Même s’il est enthousiaste, un enfant ne sait pas toujours identifier ses limites. Les parents doivent être attentifs aux signaux du corps. “Il est crucial d’être attentif à certains signes qui pourraient indiquer qu’il ne supporte pas bien le jeûne. Il s’agit notamment d’une fatigue excessive accompagnée d’une somnolence importante, des maux de tête, des vertiges ou une sensation de faiblesse. L’enfant peut aussi devenir irritable, avoir du mal à se concentrer, ou souffrir de douleurs abdominales et de nausées. Une pâleur marquée et des sueurs froides peuvent également apparaître, tout comme des signes de déshydratation, tels qu’une bouche sèche, une urine foncée ou une sensation de soif intense. Si l’un de ces symptômes survient, il est essentiel d’interrompre le jeûne immédiatement et de réhydrater l’enfant pour éviter toute complication”, prévient Dr. Hassan Afilal. Le jeûne doit rester une expérience positive.

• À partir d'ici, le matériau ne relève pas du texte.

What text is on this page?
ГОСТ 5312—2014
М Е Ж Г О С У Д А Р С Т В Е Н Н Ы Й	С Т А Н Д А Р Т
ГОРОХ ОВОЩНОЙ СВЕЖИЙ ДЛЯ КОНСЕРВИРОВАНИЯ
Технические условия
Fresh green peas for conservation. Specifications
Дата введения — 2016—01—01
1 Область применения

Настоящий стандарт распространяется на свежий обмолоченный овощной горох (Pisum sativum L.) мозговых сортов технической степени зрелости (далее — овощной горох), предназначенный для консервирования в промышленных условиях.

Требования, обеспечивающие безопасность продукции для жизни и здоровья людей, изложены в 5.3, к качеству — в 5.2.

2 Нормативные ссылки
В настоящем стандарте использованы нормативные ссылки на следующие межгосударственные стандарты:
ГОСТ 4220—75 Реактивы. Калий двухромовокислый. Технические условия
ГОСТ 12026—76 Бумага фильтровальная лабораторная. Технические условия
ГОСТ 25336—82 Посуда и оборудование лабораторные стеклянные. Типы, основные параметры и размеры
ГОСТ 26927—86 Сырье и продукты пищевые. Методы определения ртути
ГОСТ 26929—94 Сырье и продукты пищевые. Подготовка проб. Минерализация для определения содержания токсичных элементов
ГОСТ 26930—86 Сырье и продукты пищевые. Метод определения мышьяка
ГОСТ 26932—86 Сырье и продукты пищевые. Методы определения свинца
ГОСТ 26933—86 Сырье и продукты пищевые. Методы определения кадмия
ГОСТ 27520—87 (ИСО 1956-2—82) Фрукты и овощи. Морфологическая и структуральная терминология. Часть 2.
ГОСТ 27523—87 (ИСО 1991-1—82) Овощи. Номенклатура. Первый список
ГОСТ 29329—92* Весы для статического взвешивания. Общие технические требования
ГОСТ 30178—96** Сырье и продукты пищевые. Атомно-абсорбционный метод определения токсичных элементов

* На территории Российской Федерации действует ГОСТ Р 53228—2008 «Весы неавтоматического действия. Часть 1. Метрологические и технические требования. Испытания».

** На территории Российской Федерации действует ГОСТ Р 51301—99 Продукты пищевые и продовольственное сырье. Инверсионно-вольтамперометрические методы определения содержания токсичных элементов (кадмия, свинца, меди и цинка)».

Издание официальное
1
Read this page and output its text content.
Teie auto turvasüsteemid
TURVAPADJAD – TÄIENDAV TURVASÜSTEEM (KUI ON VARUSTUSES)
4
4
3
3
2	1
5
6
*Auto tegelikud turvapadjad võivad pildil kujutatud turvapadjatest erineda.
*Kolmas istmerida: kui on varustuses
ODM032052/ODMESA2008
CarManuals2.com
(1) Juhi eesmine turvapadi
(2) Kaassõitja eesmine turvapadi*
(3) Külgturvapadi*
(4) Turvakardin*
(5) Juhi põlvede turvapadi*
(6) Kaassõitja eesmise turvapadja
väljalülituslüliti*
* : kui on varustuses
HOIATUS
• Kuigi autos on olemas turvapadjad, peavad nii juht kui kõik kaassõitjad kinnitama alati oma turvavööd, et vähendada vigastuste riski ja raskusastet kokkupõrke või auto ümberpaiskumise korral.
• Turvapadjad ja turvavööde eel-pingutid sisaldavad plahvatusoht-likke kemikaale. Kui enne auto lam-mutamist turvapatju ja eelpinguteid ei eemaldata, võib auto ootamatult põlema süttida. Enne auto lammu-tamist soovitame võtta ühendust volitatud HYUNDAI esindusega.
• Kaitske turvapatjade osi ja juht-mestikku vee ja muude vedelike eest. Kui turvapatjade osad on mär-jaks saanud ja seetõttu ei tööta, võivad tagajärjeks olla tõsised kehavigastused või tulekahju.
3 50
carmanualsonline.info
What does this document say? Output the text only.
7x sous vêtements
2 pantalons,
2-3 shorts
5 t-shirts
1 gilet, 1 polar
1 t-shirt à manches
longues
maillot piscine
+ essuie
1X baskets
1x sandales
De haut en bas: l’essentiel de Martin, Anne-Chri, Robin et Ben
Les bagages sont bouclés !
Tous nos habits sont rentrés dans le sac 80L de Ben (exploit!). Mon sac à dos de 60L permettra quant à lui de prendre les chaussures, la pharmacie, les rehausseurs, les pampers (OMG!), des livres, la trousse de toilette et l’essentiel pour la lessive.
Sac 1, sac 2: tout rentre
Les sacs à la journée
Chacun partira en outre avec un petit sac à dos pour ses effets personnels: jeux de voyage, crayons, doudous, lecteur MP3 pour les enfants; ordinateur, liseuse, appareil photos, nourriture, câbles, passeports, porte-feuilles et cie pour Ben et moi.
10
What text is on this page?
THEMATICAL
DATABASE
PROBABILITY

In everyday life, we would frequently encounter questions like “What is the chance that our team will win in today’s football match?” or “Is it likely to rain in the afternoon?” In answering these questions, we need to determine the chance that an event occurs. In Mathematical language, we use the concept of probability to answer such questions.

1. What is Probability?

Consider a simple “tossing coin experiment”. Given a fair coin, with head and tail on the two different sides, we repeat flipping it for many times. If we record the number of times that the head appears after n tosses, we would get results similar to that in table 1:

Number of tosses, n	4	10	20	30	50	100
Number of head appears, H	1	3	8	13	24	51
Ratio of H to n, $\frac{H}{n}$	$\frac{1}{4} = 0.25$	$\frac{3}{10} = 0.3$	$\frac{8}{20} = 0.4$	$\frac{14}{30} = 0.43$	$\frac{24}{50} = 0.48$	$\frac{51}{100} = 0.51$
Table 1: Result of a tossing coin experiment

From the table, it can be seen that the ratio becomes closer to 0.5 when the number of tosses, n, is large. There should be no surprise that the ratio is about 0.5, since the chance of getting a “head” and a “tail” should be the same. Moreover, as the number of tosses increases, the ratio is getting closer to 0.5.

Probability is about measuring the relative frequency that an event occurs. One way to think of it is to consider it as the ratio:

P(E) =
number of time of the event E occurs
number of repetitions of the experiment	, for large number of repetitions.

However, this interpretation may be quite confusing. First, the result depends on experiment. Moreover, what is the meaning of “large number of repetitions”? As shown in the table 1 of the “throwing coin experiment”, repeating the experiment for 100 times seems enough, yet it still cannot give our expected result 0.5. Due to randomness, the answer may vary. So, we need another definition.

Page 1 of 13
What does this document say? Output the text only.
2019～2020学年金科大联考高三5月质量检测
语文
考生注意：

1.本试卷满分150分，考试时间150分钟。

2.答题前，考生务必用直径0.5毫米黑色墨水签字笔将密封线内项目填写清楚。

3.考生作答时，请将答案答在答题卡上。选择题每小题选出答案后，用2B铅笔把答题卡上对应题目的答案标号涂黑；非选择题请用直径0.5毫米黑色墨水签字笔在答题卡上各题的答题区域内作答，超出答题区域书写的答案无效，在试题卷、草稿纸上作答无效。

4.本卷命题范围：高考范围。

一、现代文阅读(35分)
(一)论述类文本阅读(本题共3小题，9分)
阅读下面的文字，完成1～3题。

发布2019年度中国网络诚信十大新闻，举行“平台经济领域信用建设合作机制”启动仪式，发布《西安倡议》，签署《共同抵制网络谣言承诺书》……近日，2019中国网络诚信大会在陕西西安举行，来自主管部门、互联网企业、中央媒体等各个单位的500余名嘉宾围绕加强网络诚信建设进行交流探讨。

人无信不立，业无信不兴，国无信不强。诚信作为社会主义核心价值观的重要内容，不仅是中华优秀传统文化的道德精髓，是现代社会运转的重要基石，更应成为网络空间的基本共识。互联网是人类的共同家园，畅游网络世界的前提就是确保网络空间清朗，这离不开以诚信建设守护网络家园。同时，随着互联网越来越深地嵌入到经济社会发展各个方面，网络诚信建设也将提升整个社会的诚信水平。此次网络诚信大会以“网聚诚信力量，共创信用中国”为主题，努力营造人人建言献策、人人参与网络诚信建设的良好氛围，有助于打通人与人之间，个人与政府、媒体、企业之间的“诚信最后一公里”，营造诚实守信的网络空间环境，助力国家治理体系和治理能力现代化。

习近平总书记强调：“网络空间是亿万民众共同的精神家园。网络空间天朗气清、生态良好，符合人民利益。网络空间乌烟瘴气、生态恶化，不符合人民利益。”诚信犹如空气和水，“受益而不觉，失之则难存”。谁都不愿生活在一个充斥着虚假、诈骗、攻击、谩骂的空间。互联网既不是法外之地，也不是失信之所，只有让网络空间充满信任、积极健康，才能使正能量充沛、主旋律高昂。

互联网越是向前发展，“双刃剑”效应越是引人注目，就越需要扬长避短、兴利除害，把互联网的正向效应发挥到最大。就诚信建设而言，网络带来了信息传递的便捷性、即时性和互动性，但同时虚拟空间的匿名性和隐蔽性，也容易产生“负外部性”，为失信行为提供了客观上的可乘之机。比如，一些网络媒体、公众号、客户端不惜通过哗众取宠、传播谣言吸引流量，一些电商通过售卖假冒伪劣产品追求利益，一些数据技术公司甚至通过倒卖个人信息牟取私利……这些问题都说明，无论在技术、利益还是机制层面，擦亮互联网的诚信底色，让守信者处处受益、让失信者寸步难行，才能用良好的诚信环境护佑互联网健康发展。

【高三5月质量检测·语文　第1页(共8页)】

Si l’enfant se sent faible ou nauséeux, il est essentiel de l’encourager à rompre son jeûne. “Au cas où l’enfant montre des signes de fatigue excessive, il est important de lui expliquer avec douceur qu’il peut rompre son jeûne avant l’heure prévue. S’il commence à voir flou ou à se sentir étourdi, cela peut être le signe d’une hypoglycémie. Dans ce cas, il faut immédiatement lui donner une boisson sucrée pour rétablir son taux de sucre dans le sang”, insiste Dr. Afif.
Après le jeûne, place à la récompense
Pour un enfant, vivre son premier jeûne est un vrai défi. Ainsi, qu’il ait ou non réussi à tenir toute la journée, il est important de le valoriser. “Il est important de féliciter l’enfant pour sa persévérance, même si le jeûne n’est que partiellement réussi. Cela peut renforcer son désir de continuer. Mettre en place un système de récompense est aussi très utile en créant un tableau où chaque effort est noté et récompensé. Cela motive l’enfant tout en lui montrant que ses efforts sont appréciés”, estime Dr. Hafsa Abouelfaraj. Par le biais de ce système de récompense, les parents jouent un rôle essentiel dans l’encouragement de leur enfant à faire face à cette expérience avec plus de sérénité. C’est aussi une manière de lui transmettre des valeurs comme la persévérance et la patience.